In order to enable stack compatibility I decided to separately classify multi-valued instructions and uniquely-valued instructions. The only multi valued instructions are the duplication and swap instructions. The uniquely valued instructions have the same calling convention as methods, so they can be grouped together with them. In this sense, this classification of instructions is ultimately stack based and it deals with the fact that the JVM is a stack machine. Here is an alternate view of a hierarchical part of this ontology.

Uniquely valued stack instructions
    Constant push instructions
    Trivial procedures
Atomic variable instructions 
Reference allocation instructions (these return references)
    New, newarray, anewarray, multianewarray
Reference operations (these take references as arguments)
    Reference procedures (zero valued)
        Reference variable modification
        Unary reference procedures 
            throw, monitorenter, monitorexit
    Reference transformations (single valued)
        Reference variable access
        Unary reference operations 
            getfield, arraylength, reference type checkers
Primitive transformations (these take and return primitives)
    Unary primitive transformations
        Cast instructions
        Neg
    Binary primitive transformations
        Binary arithmetic instructions
        Logical instructions
        Comparison instructions

The atomic variables include both the local variables and the static variables, they are characterized by the fact that they do not require a reference as an argument to access them. The class of value push instructions, which are nullary single valued instructions, includes all the constant push operations, local variable access operations, and the class variable access operations. The class of value push instructions can be used to construct the atomic expressions in a Lisp dialect, like Clojure or Lisp flavoured Java. In this way, when an atomic expression like 2, 2.2, x, or class/name appears in the code then they are automatically converted to value push instructions. This is part of the correspondence between Lisp and a stack machine. The atomic expressions in Lisp correspond to their own instruction class (the value push instructions) and the combiners correspond to their own instruction classes as well separately.

In order to make Lisp correspond to the stack machine you only need to make it so that atomic expressions correspond to certain value push instructions, and the combiner forms correspond to certain uniquely valued instructions. All Lisp programs consist of these two types of components, just as a stack machine consistent of these different types of instruction classes, which makes it so effective to construct a correspondence between them. The only other nullary single valued instruction is a static method call that takes no arguments and returns something, basically a constant function or an object reference allocation. By convention, the constant function should be a call to a function like (Class/function) rather then appearing as an atomic term, so that effectively deals with the problem of atomic expressions.

Generic instructions:
When it comes to combiners on the other hand, in the JVM there are different combiners for different data types of arguments presented to the instruction on the stack. In order to make generic instructions available, it is useful to be able to have instruction classes corresponding to the different versions of an instruction that takes different types. For example, the add class could include iadd, ladd, fadd, and dadd instructions. Then when a generic combiner is presented to the Lisp flavoured Java developer, it is immediately known that it will produce some member of the generic instruction class dependent upon the types of the arguments given to it.
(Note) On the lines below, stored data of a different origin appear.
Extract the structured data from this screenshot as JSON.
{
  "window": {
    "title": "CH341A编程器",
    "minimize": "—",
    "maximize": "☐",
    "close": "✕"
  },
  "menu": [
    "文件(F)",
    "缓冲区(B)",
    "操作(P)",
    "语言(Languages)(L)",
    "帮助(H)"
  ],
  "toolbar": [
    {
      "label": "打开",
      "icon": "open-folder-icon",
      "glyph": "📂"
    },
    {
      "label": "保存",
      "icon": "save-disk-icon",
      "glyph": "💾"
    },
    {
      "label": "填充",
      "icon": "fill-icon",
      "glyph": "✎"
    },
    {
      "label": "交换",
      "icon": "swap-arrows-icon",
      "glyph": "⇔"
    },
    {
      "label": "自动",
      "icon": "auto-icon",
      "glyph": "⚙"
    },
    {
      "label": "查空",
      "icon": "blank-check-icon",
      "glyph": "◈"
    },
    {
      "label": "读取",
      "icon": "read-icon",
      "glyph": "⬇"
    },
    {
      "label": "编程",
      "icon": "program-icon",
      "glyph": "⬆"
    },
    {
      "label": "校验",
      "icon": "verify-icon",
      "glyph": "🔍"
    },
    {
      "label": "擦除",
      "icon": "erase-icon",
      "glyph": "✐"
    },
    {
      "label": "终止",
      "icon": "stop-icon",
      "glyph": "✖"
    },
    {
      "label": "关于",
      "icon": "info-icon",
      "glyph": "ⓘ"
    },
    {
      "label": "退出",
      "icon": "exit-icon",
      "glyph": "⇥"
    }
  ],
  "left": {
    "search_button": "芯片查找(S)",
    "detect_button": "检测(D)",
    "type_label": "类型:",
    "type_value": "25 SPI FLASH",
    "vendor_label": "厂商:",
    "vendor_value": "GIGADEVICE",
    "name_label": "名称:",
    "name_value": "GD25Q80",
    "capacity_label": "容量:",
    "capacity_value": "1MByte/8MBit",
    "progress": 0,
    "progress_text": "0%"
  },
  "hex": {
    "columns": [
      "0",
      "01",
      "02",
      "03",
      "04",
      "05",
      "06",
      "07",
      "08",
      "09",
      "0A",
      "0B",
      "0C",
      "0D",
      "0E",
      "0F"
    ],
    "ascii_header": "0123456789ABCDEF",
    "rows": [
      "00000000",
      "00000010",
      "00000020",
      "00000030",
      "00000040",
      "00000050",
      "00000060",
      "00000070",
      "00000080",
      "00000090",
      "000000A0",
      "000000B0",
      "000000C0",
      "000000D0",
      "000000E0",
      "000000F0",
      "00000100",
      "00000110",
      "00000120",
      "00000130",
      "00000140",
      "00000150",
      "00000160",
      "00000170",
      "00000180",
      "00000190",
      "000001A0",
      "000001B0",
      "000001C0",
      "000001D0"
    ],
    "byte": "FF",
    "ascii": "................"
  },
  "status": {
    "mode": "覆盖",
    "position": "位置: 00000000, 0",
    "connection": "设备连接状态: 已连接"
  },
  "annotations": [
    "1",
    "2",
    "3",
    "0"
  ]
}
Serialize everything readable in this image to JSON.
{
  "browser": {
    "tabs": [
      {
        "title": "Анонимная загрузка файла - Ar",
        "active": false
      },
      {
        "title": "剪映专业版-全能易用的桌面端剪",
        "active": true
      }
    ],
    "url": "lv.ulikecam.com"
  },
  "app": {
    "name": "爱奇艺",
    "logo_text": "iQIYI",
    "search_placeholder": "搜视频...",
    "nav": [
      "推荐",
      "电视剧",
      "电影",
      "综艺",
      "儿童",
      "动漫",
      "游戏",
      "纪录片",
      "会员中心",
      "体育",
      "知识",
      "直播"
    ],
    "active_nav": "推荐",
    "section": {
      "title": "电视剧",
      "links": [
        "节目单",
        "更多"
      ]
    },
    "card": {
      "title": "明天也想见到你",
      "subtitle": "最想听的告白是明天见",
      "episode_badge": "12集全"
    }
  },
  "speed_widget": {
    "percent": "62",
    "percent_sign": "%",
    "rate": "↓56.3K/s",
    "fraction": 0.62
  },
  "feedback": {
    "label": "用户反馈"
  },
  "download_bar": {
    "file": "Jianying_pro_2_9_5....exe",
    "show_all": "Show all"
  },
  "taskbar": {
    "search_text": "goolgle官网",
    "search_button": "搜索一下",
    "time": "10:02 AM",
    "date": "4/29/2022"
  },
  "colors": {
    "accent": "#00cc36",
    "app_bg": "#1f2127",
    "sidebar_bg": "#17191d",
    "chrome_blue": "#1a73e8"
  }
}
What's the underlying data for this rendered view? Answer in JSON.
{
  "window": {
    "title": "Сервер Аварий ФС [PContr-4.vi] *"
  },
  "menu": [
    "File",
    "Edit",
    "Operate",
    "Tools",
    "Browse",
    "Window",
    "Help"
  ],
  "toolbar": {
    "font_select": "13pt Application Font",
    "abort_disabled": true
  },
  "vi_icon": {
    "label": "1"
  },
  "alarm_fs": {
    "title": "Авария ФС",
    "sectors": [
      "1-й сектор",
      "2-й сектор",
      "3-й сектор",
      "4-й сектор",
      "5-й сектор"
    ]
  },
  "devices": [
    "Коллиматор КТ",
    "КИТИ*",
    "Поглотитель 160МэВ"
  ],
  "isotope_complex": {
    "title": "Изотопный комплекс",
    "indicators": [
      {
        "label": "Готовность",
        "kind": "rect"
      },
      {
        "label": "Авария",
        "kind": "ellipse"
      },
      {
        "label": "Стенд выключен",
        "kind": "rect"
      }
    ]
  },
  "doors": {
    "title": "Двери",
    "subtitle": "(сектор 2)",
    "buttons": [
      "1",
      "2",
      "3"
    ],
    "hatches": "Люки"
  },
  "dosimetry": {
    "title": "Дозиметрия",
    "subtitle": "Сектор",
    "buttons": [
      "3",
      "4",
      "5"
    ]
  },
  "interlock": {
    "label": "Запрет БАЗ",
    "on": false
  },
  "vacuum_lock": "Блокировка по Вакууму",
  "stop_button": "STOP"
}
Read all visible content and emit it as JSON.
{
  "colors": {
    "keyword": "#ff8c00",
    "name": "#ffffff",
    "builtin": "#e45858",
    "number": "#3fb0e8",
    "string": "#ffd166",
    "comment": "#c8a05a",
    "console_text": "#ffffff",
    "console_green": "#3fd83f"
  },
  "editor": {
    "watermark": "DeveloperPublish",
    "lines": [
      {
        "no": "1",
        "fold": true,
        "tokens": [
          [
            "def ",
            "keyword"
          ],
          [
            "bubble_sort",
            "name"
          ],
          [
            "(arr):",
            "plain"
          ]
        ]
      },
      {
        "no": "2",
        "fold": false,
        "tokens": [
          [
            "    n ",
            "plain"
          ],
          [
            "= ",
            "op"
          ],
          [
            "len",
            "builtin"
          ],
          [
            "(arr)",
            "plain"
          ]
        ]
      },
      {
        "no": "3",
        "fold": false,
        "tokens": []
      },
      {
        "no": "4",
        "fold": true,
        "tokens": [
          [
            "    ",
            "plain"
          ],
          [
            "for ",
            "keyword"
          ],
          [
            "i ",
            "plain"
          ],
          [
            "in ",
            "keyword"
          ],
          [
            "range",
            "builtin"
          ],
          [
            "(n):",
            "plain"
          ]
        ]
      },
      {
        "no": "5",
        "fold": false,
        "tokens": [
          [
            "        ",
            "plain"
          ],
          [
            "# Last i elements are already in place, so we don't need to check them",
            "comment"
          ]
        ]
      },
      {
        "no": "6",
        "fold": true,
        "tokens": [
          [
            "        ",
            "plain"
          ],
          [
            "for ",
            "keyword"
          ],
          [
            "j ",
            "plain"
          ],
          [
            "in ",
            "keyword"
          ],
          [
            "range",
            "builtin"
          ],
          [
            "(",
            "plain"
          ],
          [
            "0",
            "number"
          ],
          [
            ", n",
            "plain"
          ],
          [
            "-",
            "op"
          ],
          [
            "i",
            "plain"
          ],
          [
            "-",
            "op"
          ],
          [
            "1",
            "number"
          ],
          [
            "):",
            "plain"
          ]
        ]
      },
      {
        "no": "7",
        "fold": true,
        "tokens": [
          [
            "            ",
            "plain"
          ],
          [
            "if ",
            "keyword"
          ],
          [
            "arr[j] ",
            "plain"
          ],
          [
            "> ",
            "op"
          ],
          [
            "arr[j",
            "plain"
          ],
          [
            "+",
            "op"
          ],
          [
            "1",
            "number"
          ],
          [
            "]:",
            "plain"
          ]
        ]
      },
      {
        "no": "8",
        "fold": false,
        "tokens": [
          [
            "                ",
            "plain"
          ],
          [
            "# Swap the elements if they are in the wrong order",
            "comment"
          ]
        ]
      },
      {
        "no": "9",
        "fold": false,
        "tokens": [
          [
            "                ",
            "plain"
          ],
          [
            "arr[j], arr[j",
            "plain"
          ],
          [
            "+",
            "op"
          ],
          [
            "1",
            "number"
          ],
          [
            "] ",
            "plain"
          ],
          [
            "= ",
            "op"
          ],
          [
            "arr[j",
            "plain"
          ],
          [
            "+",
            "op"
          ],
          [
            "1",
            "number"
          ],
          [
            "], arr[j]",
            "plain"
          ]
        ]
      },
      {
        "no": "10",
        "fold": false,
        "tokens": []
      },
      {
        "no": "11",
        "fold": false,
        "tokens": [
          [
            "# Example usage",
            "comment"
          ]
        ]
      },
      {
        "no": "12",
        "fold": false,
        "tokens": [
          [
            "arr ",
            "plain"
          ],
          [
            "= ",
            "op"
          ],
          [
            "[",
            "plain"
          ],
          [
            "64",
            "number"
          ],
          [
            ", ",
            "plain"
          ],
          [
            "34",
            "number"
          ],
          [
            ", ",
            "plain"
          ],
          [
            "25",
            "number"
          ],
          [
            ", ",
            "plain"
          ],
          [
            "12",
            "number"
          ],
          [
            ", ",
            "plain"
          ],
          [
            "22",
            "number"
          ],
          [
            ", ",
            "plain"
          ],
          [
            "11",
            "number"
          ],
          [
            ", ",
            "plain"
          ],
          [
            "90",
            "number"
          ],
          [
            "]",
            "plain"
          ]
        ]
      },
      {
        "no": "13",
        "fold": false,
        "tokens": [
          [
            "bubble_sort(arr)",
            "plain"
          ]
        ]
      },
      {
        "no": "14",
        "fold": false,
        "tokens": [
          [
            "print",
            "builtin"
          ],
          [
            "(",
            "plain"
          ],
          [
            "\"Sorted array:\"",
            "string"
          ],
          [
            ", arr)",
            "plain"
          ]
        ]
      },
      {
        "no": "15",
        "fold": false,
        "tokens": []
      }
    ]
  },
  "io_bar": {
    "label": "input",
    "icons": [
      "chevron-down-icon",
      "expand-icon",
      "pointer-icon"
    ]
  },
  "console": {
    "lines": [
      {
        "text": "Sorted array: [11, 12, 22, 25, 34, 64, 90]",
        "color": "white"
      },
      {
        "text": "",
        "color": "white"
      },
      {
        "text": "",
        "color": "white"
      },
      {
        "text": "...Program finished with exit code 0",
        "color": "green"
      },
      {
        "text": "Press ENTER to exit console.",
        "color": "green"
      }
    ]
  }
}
This need for generic instruction classes, is especially important because of the typed nature of the JVM.

Generalized variable instructions:
The JVM actually has two types of variables avaiable to it: atomic variables and reference variables. The atomic variables do not take any arguments on the stack to get their value or any extra ones to set their value. The atomic variables can therefore be accessed as atomic expressions like in Lisp, hence their name. The atomic variables are the local variables and the class variables. The reference variables are the array variables as described by the array store and array load operations and the instance variables which are the fields of some object reference. Each of these different variable types have both the getters and accessors on them, so they can be both accessed and modified. Generalized variables correspond to the l-values in the Java programming language. By using the generalized variable instruction class, we can better understand how the setf operation can be implemented by the compiler.